Okapi BM25 - Ethan Young

BM25 is a fundamental non-parametric lexical method that calculates document relevance using term frequency (TF) and inverse document frequency (IDF) ([[TF-IDF]]) Okapi BM25, also known as "Best Match 25", is an exact matching algorithm that enables fast and efficient document retrieval. If you have a large corpus and the collection of documents is within the same domain, BM25 can be used as a strong baseline. It advances beyond earlier probabilistic models by incorporating document length normalization and non-linear term frequency scaling, thereby enhancing the alignment of queries with documents.

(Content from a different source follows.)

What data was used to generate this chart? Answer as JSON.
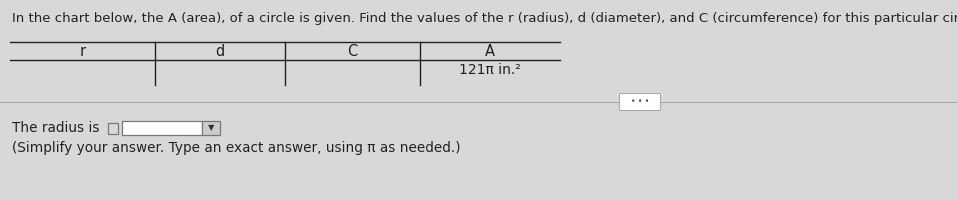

BM25 is a [[Bag-of-words (BoW)]] retrieval function that ranks a set of documents based on the query terms appearing in each document, regardless of their proximity within the document. It is a family of scoring functions with slightly different components and parameters. BM25 is just one of a bazillion lexical similarity scores, aka [[Sparse Vectors ("Embeddings")]]. Variants/alternatives: - [[BM25S]] - [[Rank-BM25]] - [[Elasticsearch]] - [[Pyserini]] - [[BM25-PT]] - [[SPLADE]] ==BM25 with k1 = 1.2 and b = 0.75== works well in most cases. [Which BM25 Do You Mean? A Large-Scale Reproducibility Study of Scoring Variants](https://link.springer.com/chapter/10.1007/978-3-030-45442-5_4) > In summary, this work describes a double reproducibility study—we methodologically validate the usefulness of databases for IR prototyping claimed by Mühleisen et al. and performed a large-scale study of BM25 to confirm the findings of Trotman et al. Returning to our original motivating question regarding the multitude of BM25 variants: “Does it matter?”, we conclude that the answer appears to be “no, it does not”. [Improvements to BM25 and Language Models Examined](https://www.cs.otago.ac.nz/homepages/andrew/papers/2014-2.pdf): > It shows that stop words are ineffective, that stemming is effective, that [[relevance feedback]] is effective, and that the combination of not stopping, stemming, and feedback typically leads to improvements on a plain ranking function. However, there is no clear evidence that any one of the ranking functions is systematically better than the others. Comparison of large numbers of ranking functions is exploratory in nature due to the number of observed effects, but we found no one ranking function consistently outperforming the others.